Twee jaar later was het plots Justice en Pendulum waarop we alles stonden te geven in de Boiler Room op Pukkelpop, de meeste haren waren kortgewiekt. LimeWire was populair, Myspace gaf ons een richting in wat te zoeken op LimeWire. De meeste muziek werd nog geconsumeerd via de televisie, waar de reclame steevast en voor iedereen hetzelfde was: veel Veet of Gillette, afwasmiddel tegen kalkafzetting en tandpasta. Op het internet, meer bepaald op YouTube, was er nog geen reclame of pop-ups, daarop zochten we livefilmpjes van onze favoriete bands. Bands werden groot zonder platenverkoop, de muziekindustrie daverde op haar grondvesten. Die korte Myspacejaren op het nog prille internet, toen ouders schrik kregen van het woord “downloaden” omdat dat de computer trager zou maken, die jaren mis ik.
Oké, nostalgie naar mijn tienerjaren zal daar wel een beetje mee gemoeid zijn.
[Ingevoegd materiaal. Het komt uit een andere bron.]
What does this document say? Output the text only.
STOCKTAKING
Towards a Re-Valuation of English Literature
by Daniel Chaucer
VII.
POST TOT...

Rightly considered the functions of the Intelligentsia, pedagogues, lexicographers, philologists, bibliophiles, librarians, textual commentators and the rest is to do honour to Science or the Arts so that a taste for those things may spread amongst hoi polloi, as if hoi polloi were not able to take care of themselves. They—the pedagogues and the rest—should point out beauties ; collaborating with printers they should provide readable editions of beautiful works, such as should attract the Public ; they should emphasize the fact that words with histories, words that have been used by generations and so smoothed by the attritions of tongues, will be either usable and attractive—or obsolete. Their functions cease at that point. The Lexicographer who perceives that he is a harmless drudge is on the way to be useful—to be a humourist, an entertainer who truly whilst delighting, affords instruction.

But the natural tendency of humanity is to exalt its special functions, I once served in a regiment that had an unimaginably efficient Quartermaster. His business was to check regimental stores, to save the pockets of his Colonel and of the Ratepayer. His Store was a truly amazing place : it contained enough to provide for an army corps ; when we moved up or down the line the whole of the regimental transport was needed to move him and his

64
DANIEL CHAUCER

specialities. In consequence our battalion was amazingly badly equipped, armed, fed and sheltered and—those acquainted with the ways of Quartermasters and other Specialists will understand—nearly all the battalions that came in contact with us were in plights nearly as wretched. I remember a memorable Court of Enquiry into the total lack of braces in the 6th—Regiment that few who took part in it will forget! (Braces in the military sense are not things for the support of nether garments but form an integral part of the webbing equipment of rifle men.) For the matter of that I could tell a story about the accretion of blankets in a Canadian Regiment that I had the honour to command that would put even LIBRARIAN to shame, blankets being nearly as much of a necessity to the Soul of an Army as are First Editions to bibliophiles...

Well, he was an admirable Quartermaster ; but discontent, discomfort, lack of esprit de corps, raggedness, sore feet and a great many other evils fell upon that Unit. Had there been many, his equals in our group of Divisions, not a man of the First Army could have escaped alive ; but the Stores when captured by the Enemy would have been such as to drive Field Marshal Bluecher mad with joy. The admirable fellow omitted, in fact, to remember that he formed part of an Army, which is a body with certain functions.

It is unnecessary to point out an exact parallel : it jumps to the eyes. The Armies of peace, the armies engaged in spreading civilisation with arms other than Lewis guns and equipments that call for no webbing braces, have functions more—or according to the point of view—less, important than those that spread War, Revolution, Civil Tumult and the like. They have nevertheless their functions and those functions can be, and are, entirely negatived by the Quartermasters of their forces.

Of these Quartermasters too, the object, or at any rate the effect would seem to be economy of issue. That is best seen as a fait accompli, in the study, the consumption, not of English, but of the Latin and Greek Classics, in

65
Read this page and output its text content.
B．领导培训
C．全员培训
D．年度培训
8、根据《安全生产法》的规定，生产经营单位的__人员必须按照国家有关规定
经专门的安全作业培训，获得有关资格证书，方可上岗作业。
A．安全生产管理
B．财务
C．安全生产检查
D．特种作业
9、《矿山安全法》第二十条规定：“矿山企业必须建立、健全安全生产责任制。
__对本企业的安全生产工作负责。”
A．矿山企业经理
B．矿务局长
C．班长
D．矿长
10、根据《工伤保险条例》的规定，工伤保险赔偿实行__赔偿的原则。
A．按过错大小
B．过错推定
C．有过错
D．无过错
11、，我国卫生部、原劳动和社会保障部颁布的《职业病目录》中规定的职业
Maar als je die jaren nu, na vijftien jaar, eens terug bekijkt en vergelijkt met hoe we tegenwoordig muziek aangereikt krijgen en hoe dat daarvoor gebeurde, dan zien we dat er in die paar Myspacejaren iets opmerkelijks gebeurde wat de popcultuur nog niet gezien had. Namelijk dat de gebruiker de macht had. Mensen die kunst nuttigen die vrij is van marketingstrategieën, het is tegenwoordig niet een beetje, maar vólledig ondenkbaar.
Populaire cultuur, massaconsumptie en advertenties, ik weet echt niet wat er eerst was. Na wat opzoekingswerk blijkt het inderdaad een kip-en-eiprobleem te zijn. Dat is toch opmerkelijk aangezien we in een deel van de wereld leven dat pronkt, nee eigenlijk zelfs dweept, met zijn onafhankelijkheid en individualiteit. Dat terwijl onze muzikale smaak wordt gevormd door algoritmes en gepersonaliseerde ads. Hoe makkelijk hebben we het hen wel niet gemaakt, uit onze eigen gemakzucht om geen moeite meer te hoeven doen om nieuwe muziek te gaan zoeken, zijn we de persoonlijkheid geworden die onze computer ons oplegt.
Uit onze eigen gemakzucht zijn we de persoonlijkheid geworden die onze computer ons oplegt.
Ik hoorde een tijd geleden op Studio Brussel een interview met een jonge luisteraar — ik denk zelfs een influencer — iemand met een “goede” muzieksmaak, een gatekeeper voor zijn vrienden. Ze vroegen die jongen waar hij zijn muziek leert kennen. Zijn antwoord was: “Spotify Daily Mix”. Ik vrees een beetje dat we het internet hebben kapotgemaakt. Die Myspacejaren waren de rock-’n-rollljaren, wees welkom nu op de grootste supermarkt van de wereld. Eentje die je zegt wat je wil luisteren, wat je wil kopen, wie je wil zijn, zonder dat je tegenstribbelt.
Tijdens die Myspacejaren werd er natuurlijk ook geadverteerd, wij waren ook gevoelig voor trends die ons via een bepaalde weg werden aangereikt. Natuurlijk! Maar die advertentiemarkt moest zich nog verschuiven naar het internet, daar was een kloof, een vacuüm, en we konden ons werkelijk niet inbeelden dat er ooit reclame op zou komen. Vijftien jaar later worden we overspoeld met pop-ups en sponsored posts. Het is meer dan vroeger op tv. Toen klaagden we als er om de 20 minuten een reclameblok van 5 minuten kwam, maar dat was ideaal om een koekje te gaan halen of voor een plaspauze, of we zapten gewoon lekker weg.
We zijn zo trots dat we het muziek maken en uitbrengen hebben gedemocratiseerd. Je hebt geen label meer nodig, je kan alles zelf maken, uitbrengen, op Spotify zetten. Daartegenover staat logischerwijs een overaanbod waar jij moet bovenuit zien te komen, maar hoe win je die strijd als je weet dat dat platform mee beheerd wordt door onder andere Universal Music Group en Sony Music Entertainment, twee van de grootste spelers in de muzieksector, met het grootste kapitaal. Zij met de grootste financiële draagkracht bepalen aldus de popcultuur, de populaire volkscultuur. Met andere woorden: het is ironisch genoeg de elite die zegt waar het plebs naar luistert.